A fun fact: the corner has a lamppost that the taxi drivers call "the story post." They say if you sit there at 6 in the evening, just as the sun sets behind the shopping center, you'll hear the best stories. I don't know if it's true, but it's worth a try.
Frequently asked questions
Is it safe to sit at the taxi corner?
Yes, it's safe during the day and until 9 at night. The corner is in a busy area with shops and constant movement. After 10 pm, there may be fewer people, but the taxi drivers are still there. If you're a woman traveling alone, it's better to go with company or in a group. The taxi drivers are trustworthy, but as anywhere, use common sense.
Do taxi drivers charge tourists more?
Some do, but not all. At the corner, taxi drivers have fixed rates for common destinations: to the airport 30,000 COP, to downtown Santa Marta 15,000 COP, to Taganga 20,000 COP. If the driver asks for more, negotiate or wait for the next one. The drivers on this corner are known for being honest, but it's always good to ask the price before getting in
What to do
At the corner of El Rodadero, where taxis take their break and stories come to life, there are several activities you can't miss. Here are some recommendations to make the most of this little-known but charming spot.

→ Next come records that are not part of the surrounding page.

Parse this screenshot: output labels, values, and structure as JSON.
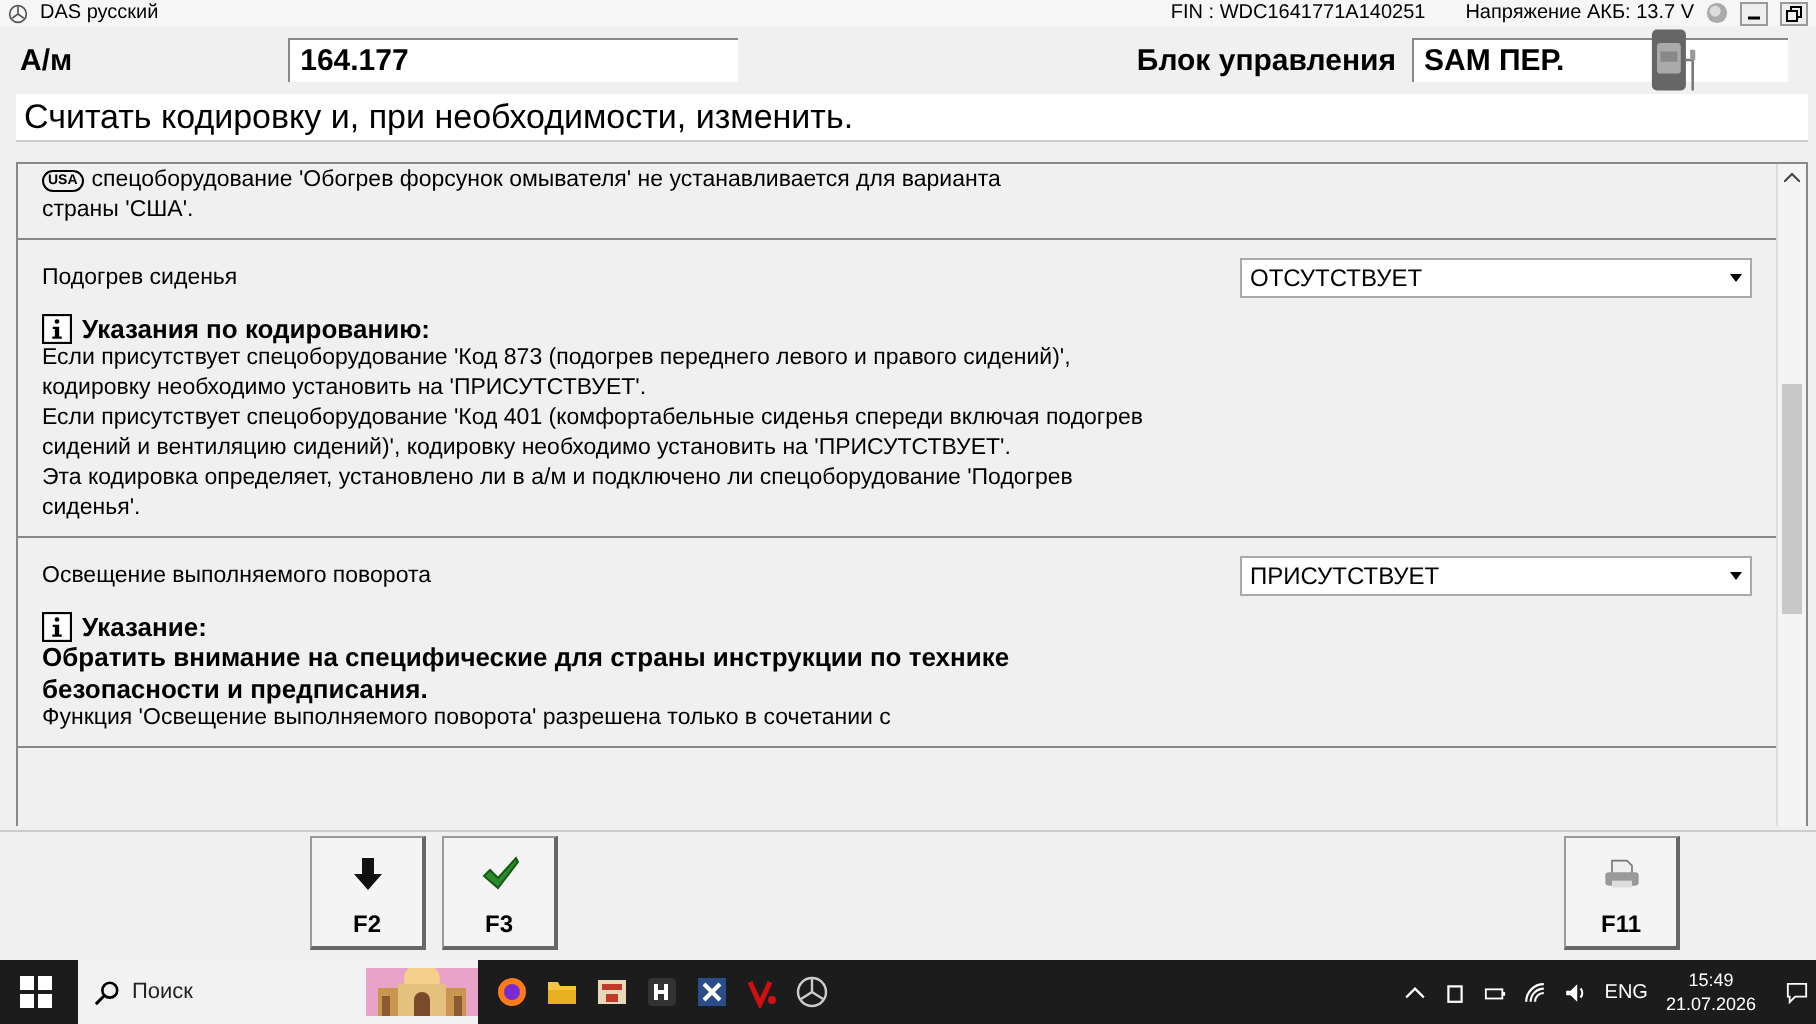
{
  "window": {
    "title": "DAS русский",
    "fin": "FIN : WDC1641771A140251",
    "voltage": "Напряжение АКБ: 13.7 V"
  },
  "header": {
    "vehicle_label": "А/м",
    "vehicle_value": "164.177",
    "unit_label": "Блок управления",
    "unit_value": "SAM ПЕР."
  },
  "instruction": "Считать кодировку и, при необходимости, изменить.",
  "intro": {
    "badge": "USA",
    "lines": [
      "спецоборудование 'Обогрев форсунок омывателя' не устанавливается для варианта",
      "страны 'США'."
    ]
  },
  "sections": [
    {
      "title": "Подогрев сиденья",
      "value": "ОТСУТСТВУЕТ",
      "note_heading": "Указания по кодированию:",
      "paragraphs": [
        {
          "kind": "plain",
          "text": "Если присутствует спецоборудование 'Код 873 (подогрев переднего левого и правого сидений)', кодировку необходимо установить на 'ПРИСУТСТВУЕТ'."
        },
        {
          "kind": "plain",
          "text": "Если присутствует спецоборудование 'Код 401 (комфортабельные сиденья спереди включая подогрев сидений и вентиляцию сидений)', кодировку необходимо установить на 'ПРИСУТСТВУЕТ'."
        },
        {
          "kind": "plain",
          "text": "Эта кодировка определяет, установлено ли в а/м и подключено ли спецоборудование 'Подогрев сиденья'."
        }
      ]
    },
    {
      "title": "Освещение выполняемого поворота",
      "value": "ПРИСУТСТВУЕТ",
      "note_heading": "Указание:",
      "paragraphs": [
        {
          "kind": "bold",
          "text": "Обратить внимание на специфические для страны инструкции по технике безопасности и предписания."
        },
        {
          "kind": "plain",
          "text": "Функция 'Освещение выполняемого поворота' разрешена только в сочетании с"
        }
      ]
    }
  ],
  "buttons": [
    {
      "label": "F2",
      "kind": "down"
    },
    {
      "label": "F3",
      "kind": "confirm"
    },
    {
      "label": "F11",
      "kind": "print"
    }
  ],
  "taskbar": {
    "search_placeholder": "Поиск",
    "language": "ENG",
    "time": "15:49",
    "date": "21.07.2026"
  }
}
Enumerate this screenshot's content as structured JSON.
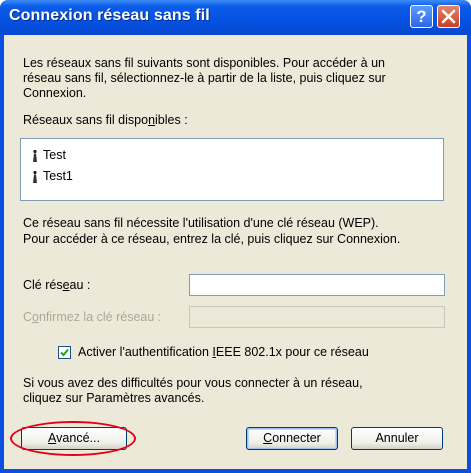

Try the ceviche at the corner
Insider Tip: Look for the street vendors offering fresh ceviche. Don't be fooled by appearances; the flavor is authentic and at affordable prices. Order the mixed ceviche and pair it with soda crackers, a local delight!
Enjoy the sunset on the beach
Insider Tip: Although El Rodadero is known for its beaches, the corner offers a special view of the sunset. Bring a refreshing drink and find a spot on the sand to relax as the sun dips into the sea. The atmosphere fills with music and laughter, creating a perfect ambiance.
Meet the local fishermen
Insider Tip: Often, fishermen gather at the corner at the end of their day. Approach them and ask about their day or the catch they've brought in. Many are willing to share stories about their lives and the fishing tradition of the region.
Visit the local artisans
Insider Tip: In the surrounding area, you'll find artisans creating unique pieces of local craftsmanship. Take your time to chat with them and learn about their process. Buying a piece will not only give you a souvenir but also support the local economy.